Boeing USAF E-4B KC-46 REVO
Sobre uma cordilheira coberta de neve no sul da Califórnia, um KC-46 abastece um E-4B. Foto: Christian Turner/USAF.

A Força Aérea dos EUA (USAF) segue desenvolvendo as capacidades do seu mais novo avião-tanque, o KC-46 Pegasus, apesar de seus constantes problemas. No dia 04 de abril, um KC-46A realizou ensaios de reabastecimento em voo (REVO) com um E-4B Nightwatch, uma aeronave muito mais conhecida por seu infame apelido: Avião do Fim do Mundo. 

As aeronaves se reuniram sobre uma cordilheira coberta de neve no sul da Califórnia, protagonizando um raro encontro de duas gerações de aviões militares norte-americanos.  

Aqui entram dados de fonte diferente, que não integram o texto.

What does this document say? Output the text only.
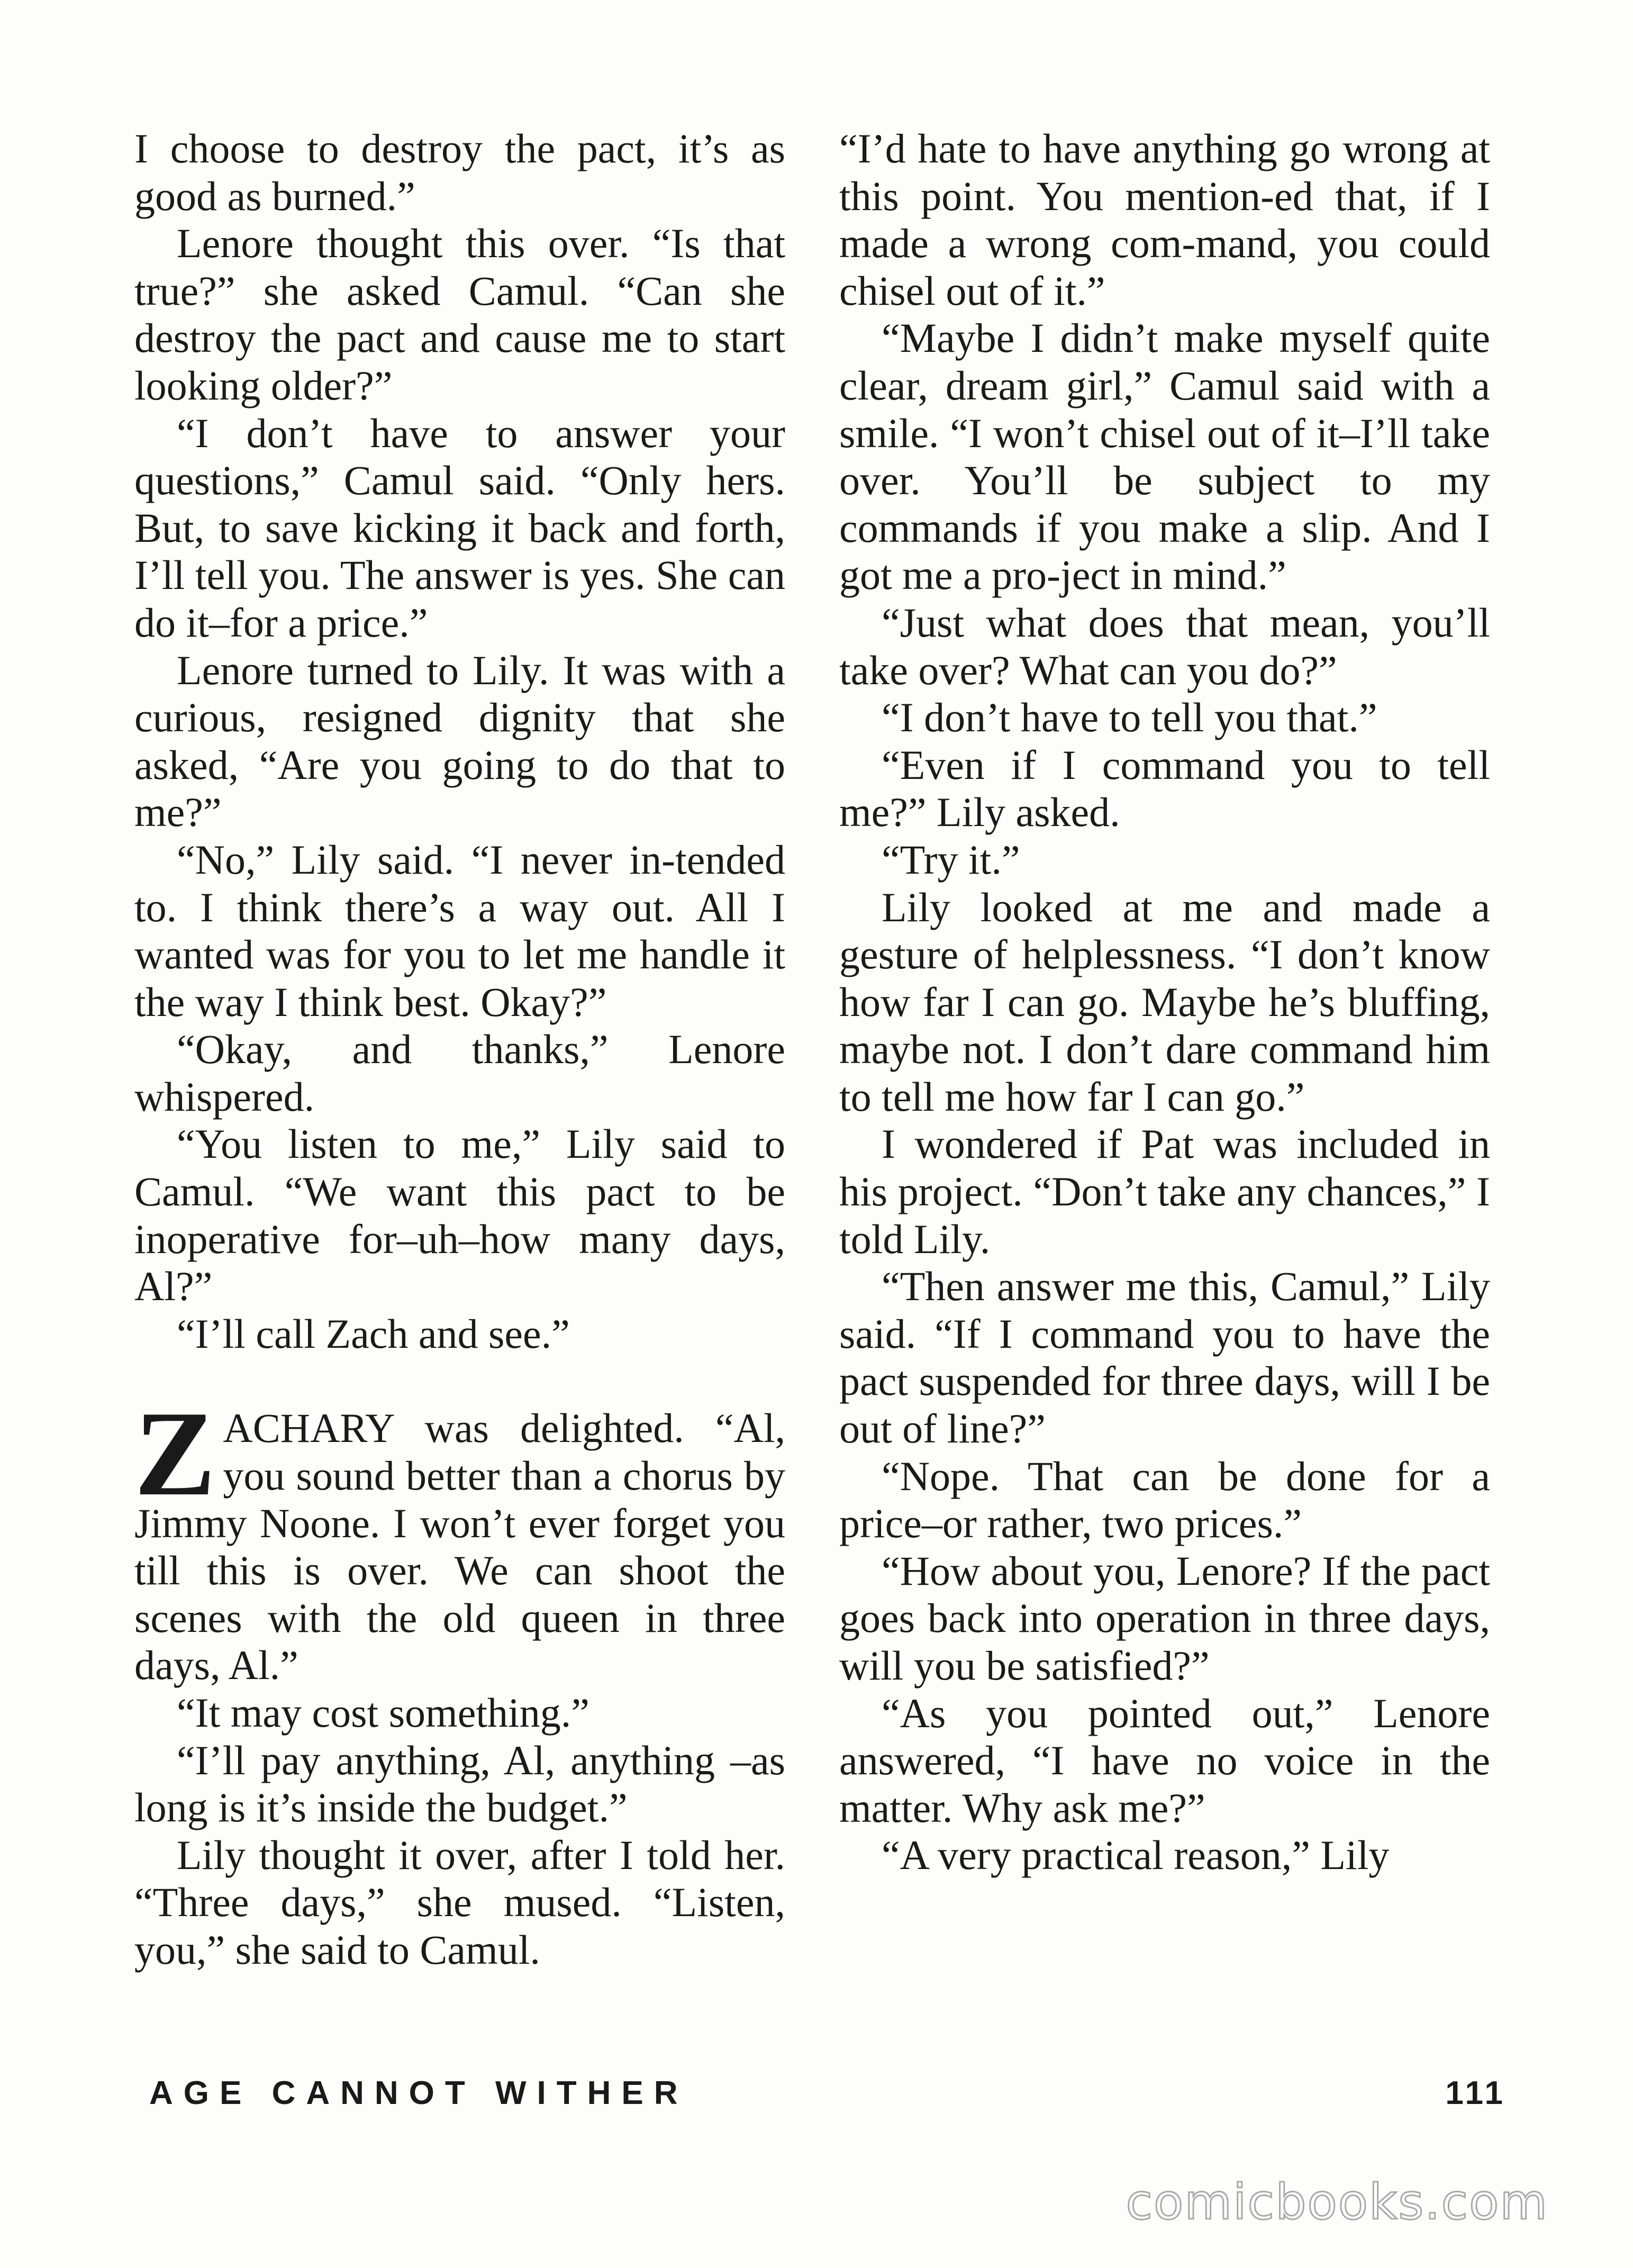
I choose to destroy the pact, it’s as good as burned.”

Lenore thought this over. “Is that true?” she asked Camul. “Can she destroy the pact and cause me to start looking older?”

“I don’t have to answer your questions,” Camul said. “Only hers. But, to save kicking it back and forth, I’ll tell you. The answer is yes. She can do it–for a price.”

Lenore turned to Lily. It was with a curious, resigned dignity that she asked, “Are you going to do that to me?”

“No,” Lily said. “I never in-tended to. I think there’s a way out. All I wanted was for you to let me handle it the way I think best. Okay?”

“Okay, and thanks,” Lenore whispered.

“You listen to me,” Lily said to Camul. “We want this pact to be inoperative for–uh–how many days, Al?”

“I’ll call Zach and see.”

Z ACHARY was delighted. “Al, you sound better than a chorus by Jimmy Noone. I won’t ever forget you till this is over. We can shoot the scenes with the old queen in three days, Al.”

“It may cost something.”

“I’ll pay anything, Al, anything –as long is it’s inside the budget.”

Lily thought it over, after I told her. “Three days,” she mused. “Listen, you,” she said to Camul.

“I’d hate to have anything go wrong at this point. You mention-ed that, if I made a wrong com-mand, you could chisel out of it.”

“Maybe I didn’t make myself quite clear, dream girl,” Camul said with a smile. “I won’t chisel out of it–I’ll take over. You’ll be subject to my commands if you make a slip. And I got me a pro-ject in mind.”

“Just what does that mean, you’ll take over? What can you do?”

“I don’t have to tell you that.”

“Even if I command you to tell me?” Lily asked.

“Try it.”

Lily looked at me and made a gesture of helplessness. “I don’t know how far I can go. Maybe he’s bluffing, maybe not. I don’t dare command him to tell me how far I can go.”

I wondered if Pat was included in his project. “Don’t take any chances,” I told Lily.

“Then answer me this, Camul,” Lily said. “If I command you to have the pact suspended for three days, will I be out of line?”

“Nope. That can be done for a price–or rather, two prices.”

“How about you, Lenore? If the pact goes back into operation in three days, will you be satisfied?”

“As you pointed out,” Lenore answered, “I have no voice in the matter. Why ask me?”

“A very practical reason,” Lily

AGE CANNOT WITHER	111
comicbooks.com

Pilotos do 418º Esquadrão de Testes em Voo da Base Aérea de Edwards (principal centro para voos de testes e experimentais da USAF) pilotaram o KC-46, enquanto o E-4B foi conduzido pela sua própria tripulação do 595º Grupo de Comando e Controle, da Base Aérea de Offutt. 

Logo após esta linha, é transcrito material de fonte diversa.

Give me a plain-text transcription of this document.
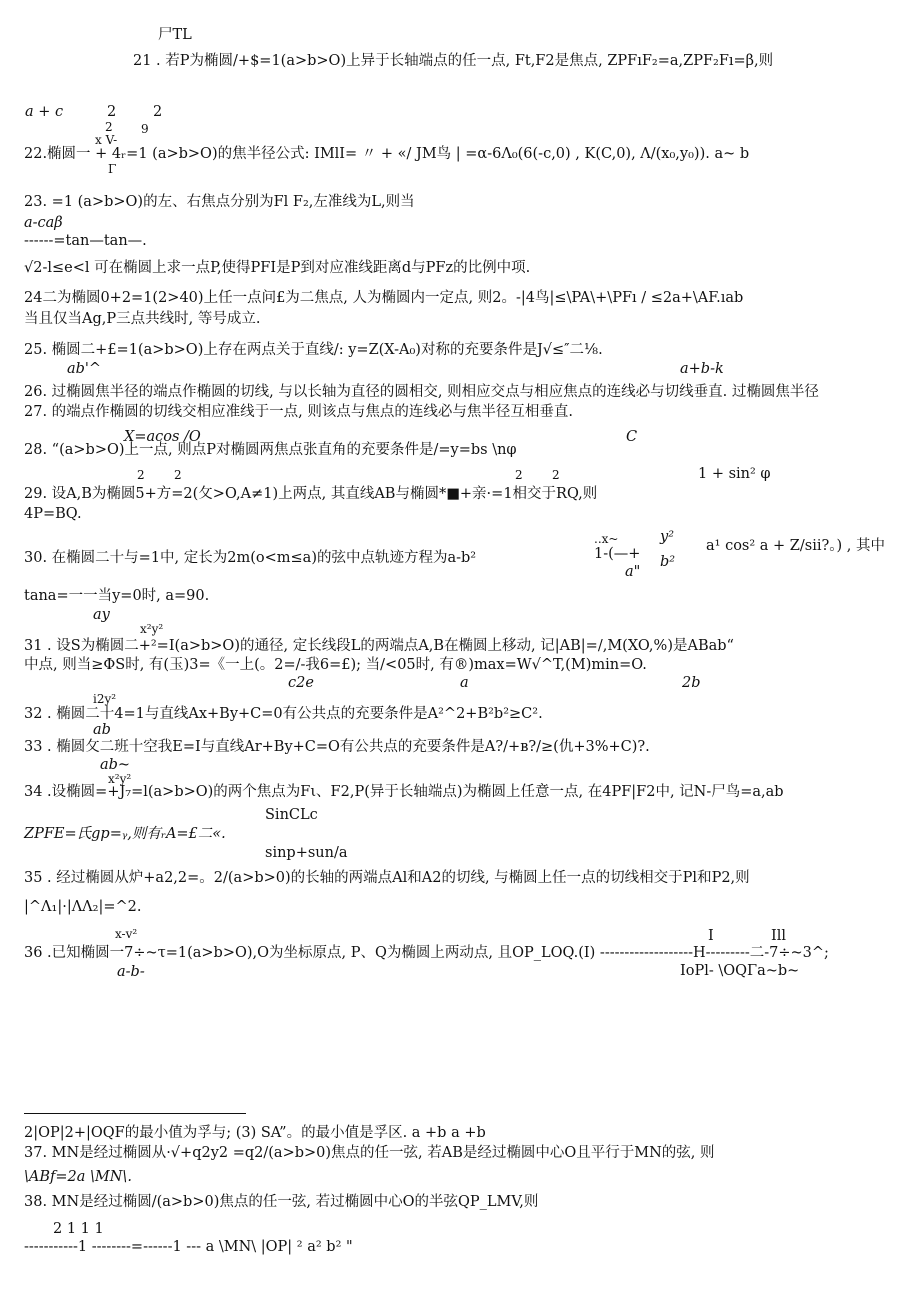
尸TL
21 . 若P为椭圆/+$=1(a>b>O)上异于长轴端点的任一点, Ft,F2是焦点, ZPFıF₂=a,ZPF₂Fı=β,则
a + c	2	2
x V-
2 9
22.椭圆一 + 4ᵣ=1 (a>b>O)的焦半径公式: IMlI= 〃 + «/ JM鸟 | =α-6Λ₀(6(-c,0) , K(C,0), Λ/(x₀,y₀)). a~ b
Γ
23. =1 (a>b>O)的左、右焦点分别为Fl F₂,左准线为L,则当
a-caβ
------=tan—tan—.
√2-l≤e<l 可在椭圆上求一点P,使得PFI是P到对应准线距离d与PFz的比例中项.
24二为椭圆0+2=1(2>40)上任一点问£为二焦点, 人为椭圆内一定点, 则2。-|4鸟|≤\PA\+\PFı / ≤2a+\AF.ıab
当且仅当Ag,P三点共线时, 等号成立.
25. 椭圆二+£=1(a>b>O)上存在两点关于直线/: y=Z(X-A₀)对称的充要条件是J√≤″二⅛.
ab'^	a+b-k
26. 过椭圆焦半径的端点作椭圆的切线, 与以长轴为直径的圆相交, 则相应交点与相应焦点的连线必与切线垂直. 过椭圆焦半径
27. 的端点作椭圆的切线交相应准线于一点, 则该点与焦点的连线必与焦半径互相垂直.
X=acos /O	C
28. “(a>b>O)上一点, 则点P对椭圆两焦点张直角的充要条件是/=y=bs \nφ
2 2	2 2	1 + sin² φ
29. 设A,B为椭圆5+方=2(攵>O,A≠1)上两点, 其直线AB与椭圆*■+亲·=1相交于RQ,则
4P=BQ.
..x~
1-(—+
a"
30. 在椭圆二十与=1中, 定长为2m(o<m≤a)的弦中点轨迹方程为a-b²
a¹ cos² a + Z/sii?。) , 其中
y²
b²
tana=一一当y=0时, a=90.
ay
x²y²
31 . 设S为椭圆二+²=I(a>b>O)的通径, 定长线段L的两端点A,B在椭圆上移动, 记|AB|=/,M(XO,%)是ABab“
中点, 则当≥ΦS时, 有(玉)3=《一上(。2=/-我6=£); 当/<05时, 有®)max=W√^T,(M)min=O.
c2e	a	2b
i2y²
32 . 椭圆二十4=1与直线Ax+By+C=0有公共点的充要条件是A²^2+B²b²≥C².
ab
33 . 椭圆攵二班十空我E=I与直线Ar+By+C=O有公共点的充要条件是A?/+в?/≥(仇+3%+C)?.
ab~
x²y²
34 .设椭圆=+J₇=l(a>b>O)的两个焦点为Fι、F2,P(异于长轴端点)为椭圆上任意一点, 在4PF|F2中, 记N-尸鸟=a,ab
SinCLc
ZPFE=氏gp=ᵧ,则有ᵣA=£二«.
sinp+sun/a
35 . 经过椭圆从炉+a2,2=。2/(a>b>0)的长轴的两端点Al和A2的切线, 与椭圆上任一点的切线相交于Pl和P2,则
|^Λ₁|·|ΛΛ₂|=^2.
x-v²	I	Ill
36 .已知椭圆一7÷~τ=1(a>b>O),O为坐标原点, P、Q为椭圆上两动点, 且OP_LOQ.(I) -------------------H---------二-7÷~3^;
a-b-	IoPl- \OQΓa~b~
2|OP|2+|OQF的最小值为孚与; (3) SA”。的最小值是孚区. a +b a +b
37. MN是经过椭圆从·√+q2y2 =q2/(a>b>0)焦点的任一弦, 若AB是经过椭圆中心O且平行于MN的弦, 则
\ABf=2a \MN\.
38. MN是经过椭圆/(a>b>0)焦点的任一弦, 若过椭圆中心O的半弦QP_LMV,则
2 1 1 1
-----------1 --------=------1 --- a \MN\ |OP| ² a² b² "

Foto: Christian Turner/USAF.

São belas imagens, mas este não o primeiro encontro entre o veterano E-4B e o moderno KC-46. Os primeiros testes conjuntos entre as duas aeronaves ocorreram em 2021, também em Edwards. 

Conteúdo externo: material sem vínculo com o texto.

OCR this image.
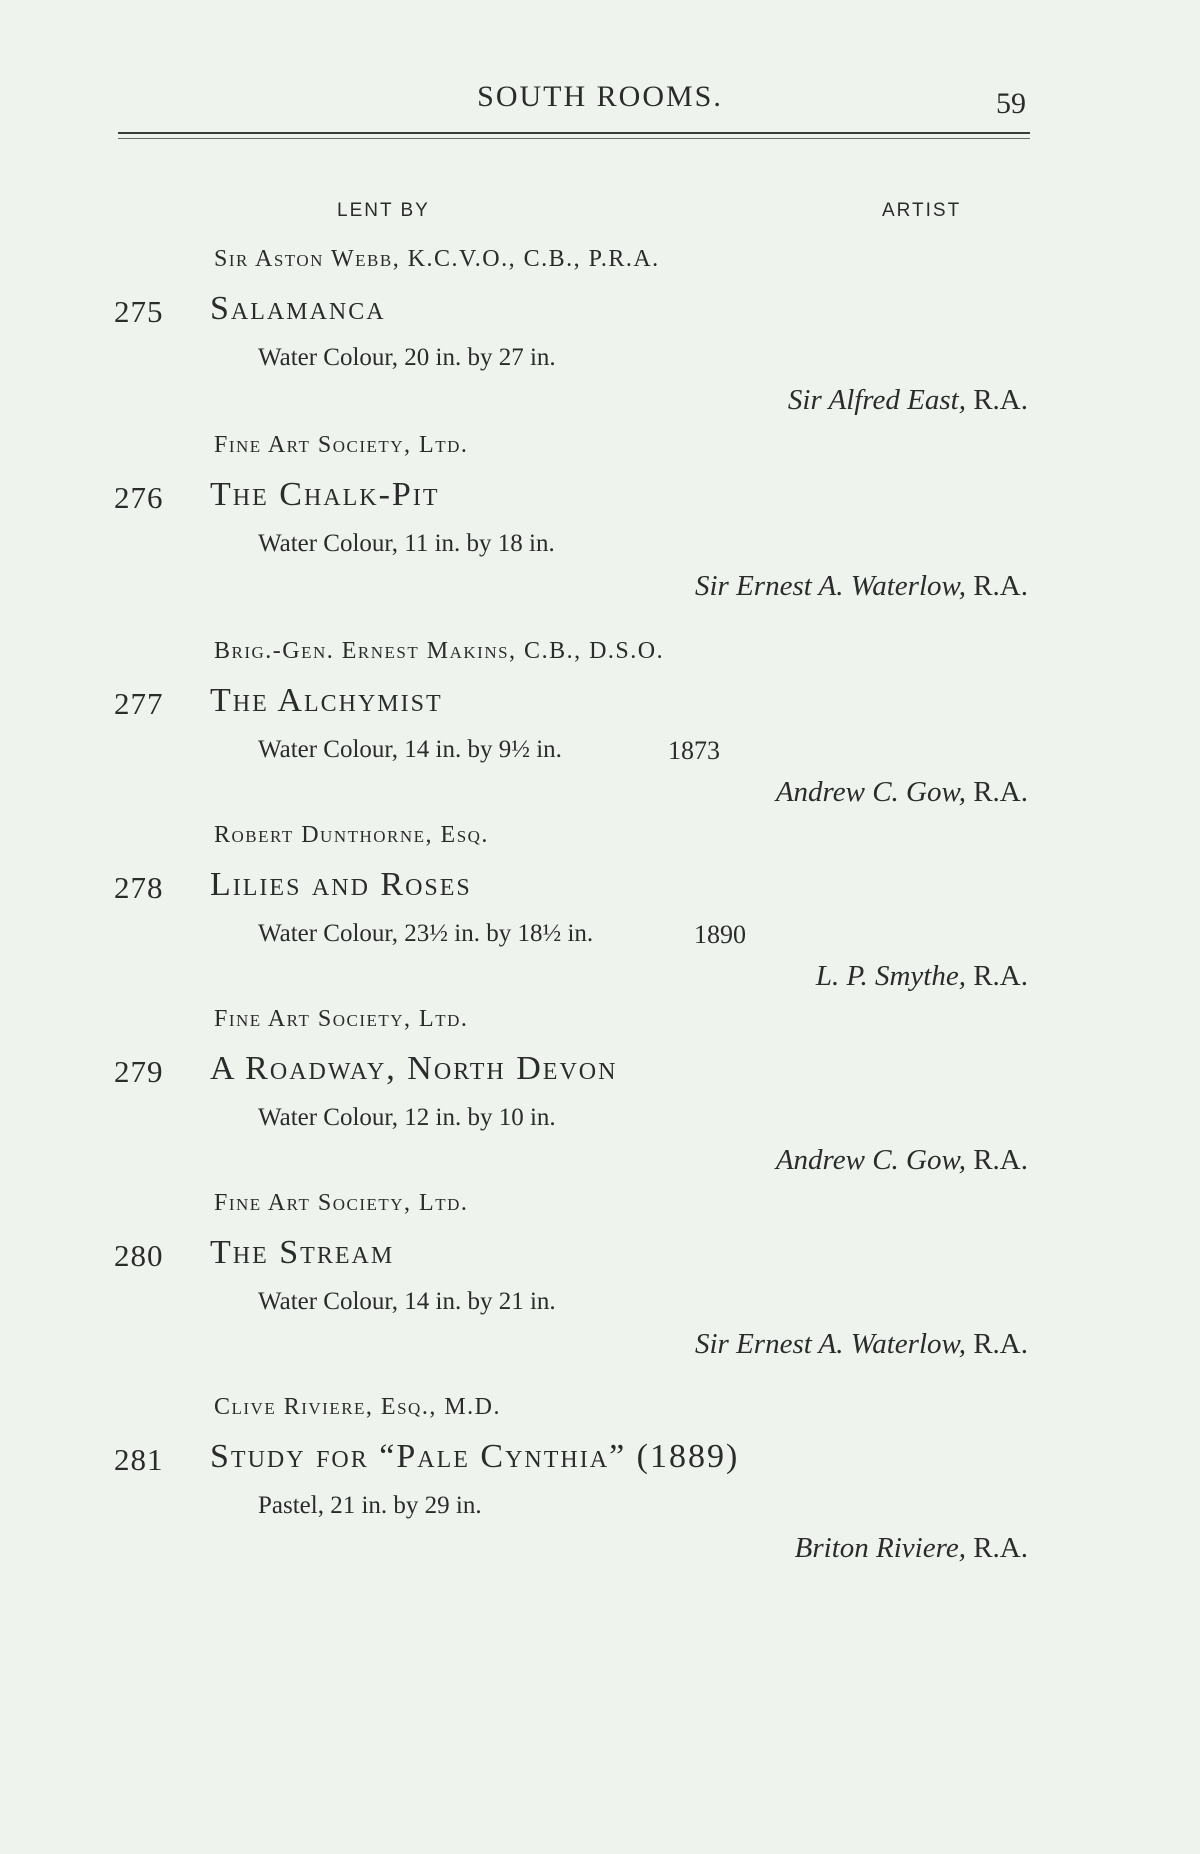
SOUTH ROOMS.	59
LENT BY	ARTIST
Sir Aston Webb, K.C.V.O., C.B., P.R.A.
275 Salamanca
Water Colour, 20 in. by 27 in.
Sir Alfred East, R.A.
Fine Art Society, Ltd.
276 The Chalk-Pit
Water Colour, 11 in. by 18 in.
Sir Ernest A. Waterlow, R.A.
Brig.-Gen. Ernest Makins, C.B., D.S.O.
277 The Alchymist
Water Colour, 14 in. by 9½ in.	1873
Andrew C. Gow, R.A.
Robert Dunthorne, Esq.
278 Lilies and Roses
Water Colour, 23½ in. by 18½ in.	1890
L. P. Smythe, R.A.
Fine Art Society, Ltd.
279 A Roadway, North Devon
Water Colour, 12 in. by 10 in.
Andrew C. Gow, R.A.
Fine Art Society, Ltd.
280 The Stream
Water Colour, 14 in. by 21 in.
Sir Ernest A. Waterlow, R.A.
Clive Riviere, Esq., M.D.
281 Study for “Pale Cynthia” (1889)
Pastel, 21 in. by 29 in.
Briton Riviere, R.A.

Baseado no 767, o KC-46A Pegasus está sendo desenvolvido desde 2011 como uma solução parcial para a antiga frota de reabastecedores da USAF, composta por dois modelos, o KC-10 Extender e o KC-135 Stratotanker. 

Apesar de ser mais moderno, o KC-46 tem passado por uma série problemas, alguns graves, que o impedem de atingir sua capacidade plena. O pior deles está no Sistema de Visão Remota (RVS), um conjunto de câmeras que é fundamental para missão do Pegasus: abastecer outros aviões. 

 

O RVS tem apresentado falhas que tornam a operação insegura, como distorções na visão. Os problemas são tão complicados que a USAF ordenou à Boeing que o sistema fosse completamente redesenhado. Este, somado a outros problemas, fez a companhia ter um prejuízo bilionário em 2020.

Em 2021 a fabricante do jato recebeu uma multa de US$ 402 milhões pelas falhas do avião. Ainda assim a USAF segue investindo firme no KC-46, e não vai desistir do contrato, apesar dos problemas. Recentemente a aeronave fez seu primeiro REVO com aviões estrangeiros.

Por outro lado, enquanto o KC-46 segue entrando nas fileiras o E-4B já está quase dando tchau. 

O Nightwatch entrou em serviço com a versão E-4A em meados de 1970. A USAF recebeu o primeiro E-4B em 1980 e desde então vem atualizando o modelo, que tem como base o Jumbo 747-200. 

E-4B sendo reabastecido por um KC-10 Extender. Foto: USAF.

Sua função é servir como um posto de comando e controle aerotransportado para líderes de governo e estado maior no caso de uma guerra nuclear, e por isso recebe o apelido de Avião do Apocalipse. Você pode ler mais sobre as capacidades únicas do E-4B e aeronaves similares neste artigo especial produzido pelo Portal Aeroflap. 

O E-4B é o avião com maior custo por hora de voo em serviço nos EUA, custando quase US$ 160.000 por cada hora voada. Mas a USAF já estuda um substituto através do projeto Survivable Airborne Operations Center (SAOC).

A Força Aérea insiste que, para atender os requisitos da missão, o novo Nightwatch precisa ser um quadrimotor. Embora os detalhes desses requisitos permaneçam confidenciais, é provável que o Boeing 747 seja a única opção, considerando o número de motores que a USAF quer, sem falar no tamanho do interior necessário.